The women from the DC Rape Crisis Center who initiated work with PAR were Loretta Ross, Yulanda Ward and Nkenge Touré. Ross has said that whilst the relationship was seen initially as controversial, it was one of the more interesting aspects of her work at the DC Rape Crisis Center in the 1970s and 80s. In an interview with Joyce Follet, Ross observed that in the work of the DC Rape Crisis Center they could bandage up women all they wanted to, but if they did not stop rape what was the point? Margaret Lazarus, the film's producer, said of this relationship that the work was "groundbreaking".

The film featured Mary Daly, radical feminist philosopher, academic, and theologian, and Author and Artist Emily Culpepper.
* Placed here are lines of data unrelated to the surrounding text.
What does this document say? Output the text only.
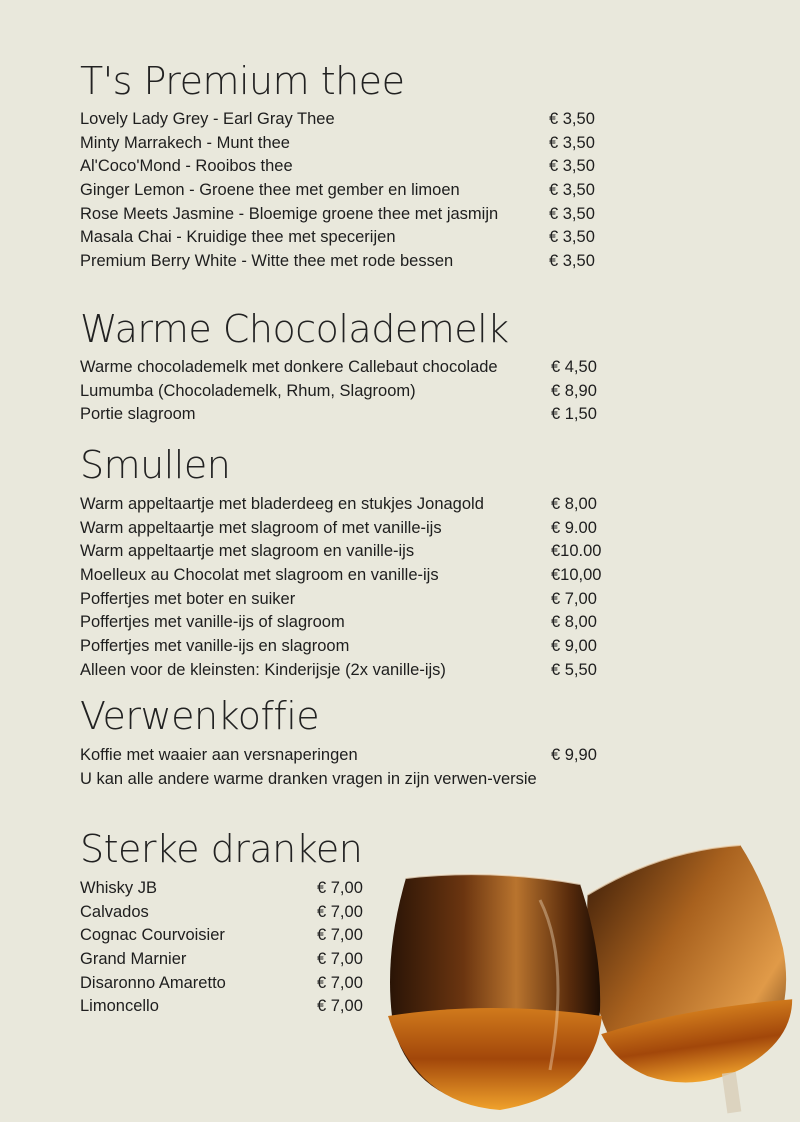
T's Premium thee
Lovely Lady Grey - Earl Gray Thee	€ 3,50
Minty Marrakech - Munt thee	€ 3,50
Al'Coco'Mond - Rooibos thee	€ 3,50
Ginger Lemon - Groene thee met gember en limoen	€ 3,50
Rose Meets Jasmine - Bloemige groene thee met jasmijn	€ 3,50
Masala Chai - Kruidige thee met specerijen	€ 3,50
Premium Berry White - Witte thee met rode bessen	€ 3,50
Warme Chocolademelk
Warme chocolademelk met donkere Callebaut chocolade	€ 4,50
Lumumba (Chocolademelk, Rhum, Slagroom)	€ 8,90
Portie slagroom	€ 1,50
Smullen
Warm appeltaartje met bladerdeeg en stukjes Jonagold	€ 8,00
Warm appeltaartje met slagroom of met vanille-ijs	€ 9.00
Warm appeltaartje met slagroom en vanille-ijs	€10.00
Moelleux au Chocolat met slagroom en vanille-ijs	€10,00
Poffertjes met boter en suiker	€ 7,00
Poffertjes met vanille-ijs of slagroom	€ 8,00
Poffertjes met vanille-ijs en slagroom	€ 9,00
Alleen voor de kleinsten: Kinderijsje (2x vanille-ijs)	€ 5,50
Verwenkoffie
Koffie met waaier aan versnaperingen	€ 9,90
U kan alle andere warme dranken vragen in zijn verwen-versie
Sterke dranken
Whisky JB	€ 7,00
Calvados	€ 7,00
Cognac Courvoisier	€ 7,00
Grand Marnier	€ 7,00
Disaronno Amaretto	€ 7,00
Limoncello	€ 7,00
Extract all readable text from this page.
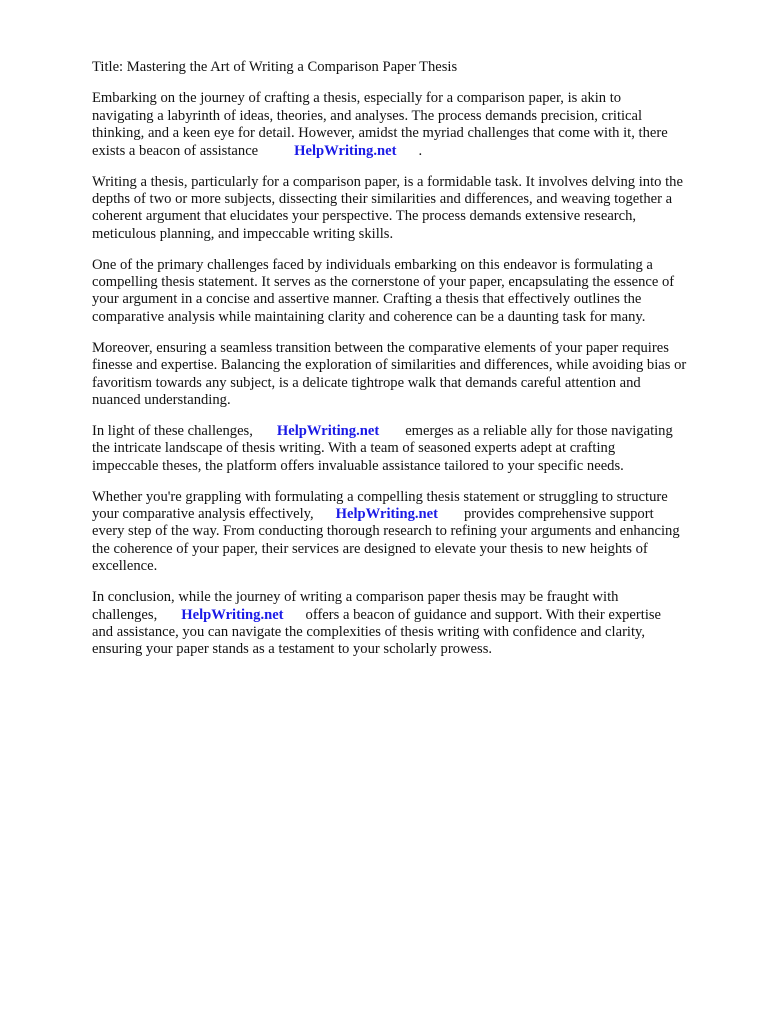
Title: Mastering the Art of Writing a Comparison Paper Thesis

Embarking on the journey of crafting a thesis, especially for a comparison paper, is akin to
navigating a labyrinth of ideas, theories, and analyses. The process demands precision, critical
thinking, and a keen eye for detail. However, amidst the myriad challenges that come with it, there
exists a beacon of assistance HelpWriting.net .

Writing a thesis, particularly for a comparison paper, is a formidable task. It involves delving into the
depths of two or more subjects, dissecting their similarities and differences, and weaving together a
coherent argument that elucidates your perspective. The process demands extensive research,
meticulous planning, and impeccable writing skills.

One of the primary challenges faced by individuals embarking on this endeavor is formulating a
compelling thesis statement. It serves as the cornerstone of your paper, encapsulating the essence of
your argument in a concise and assertive manner. Crafting a thesis that effectively outlines the
comparative analysis while maintaining clarity and coherence can be a daunting task for many.

Moreover, ensuring a seamless transition between the comparative elements of your paper requires
finesse and expertise. Balancing the exploration of similarities and differences, while avoiding bias or
favoritism towards any subject, is a delicate tightrope walk that demands careful attention and
nuanced understanding.

In light of these challenges, HelpWriting.net emerges as a reliable ally for those navigating
the intricate landscape of thesis writing. With a team of seasoned experts adept at crafting
impeccable theses, the platform offers invaluable assistance tailored to your specific needs.

Whether you're grappling with formulating a compelling thesis statement or struggling to structure
your comparative analysis effectively, HelpWriting.net provides comprehensive support
every step of the way. From conducting thorough research to refining your arguments and enhancing
the coherence of your paper, their services are designed to elevate your thesis to new heights of
excellence.

In conclusion, while the journey of writing a comparison paper thesis may be fraught with
challenges, HelpWriting.net offers a beacon of guidance and support. With their expertise
and assistance, you can navigate the complexities of thesis writing with confidence and clarity,
ensuring your paper stands as a testament to your scholarly prowess.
They discussed rapism as an intellectual concept, and phallocentric morality and "its 'unholy trinity of rape, genocide and war.'".

Doreen McDowell, a rape victim, talked of her experience, how sex fantasies play a part in rape, and how male identified behavior in women maintained a "state of siege". statistical evidence, refuting rape myths, law enforcement and legislative views of rape were presented by Joanna Morris, author and statistical coordinator for rape crisis centers across the USA.

The film also looked closely at the mass media, how filmmakers, songwriters, writers and magazines perpetuated the attitudes to rape, which accepted it and even perpetuated rape myths and stereotypical behavior around rape. Gone with the Wind, Alfred Hitchcock's film Frenzy, and Hustler magazine were some of the media used to illustrate the acceptance of rape.

In describing the film, the producers say that it attempts to give real and accurate limits to rape and expand society's narrow and sexist concepts of rape.

Lazarus has said of the film's title that it came from long discussion about what the film was trying to illustrate. She has also expressed the view that the film is the first time "rape culture" was used in its widest accepted sense. A mention of the film in the Congressional Record in January 1978 is the first known occurrence of the term 'rape culture' in national-level American politics.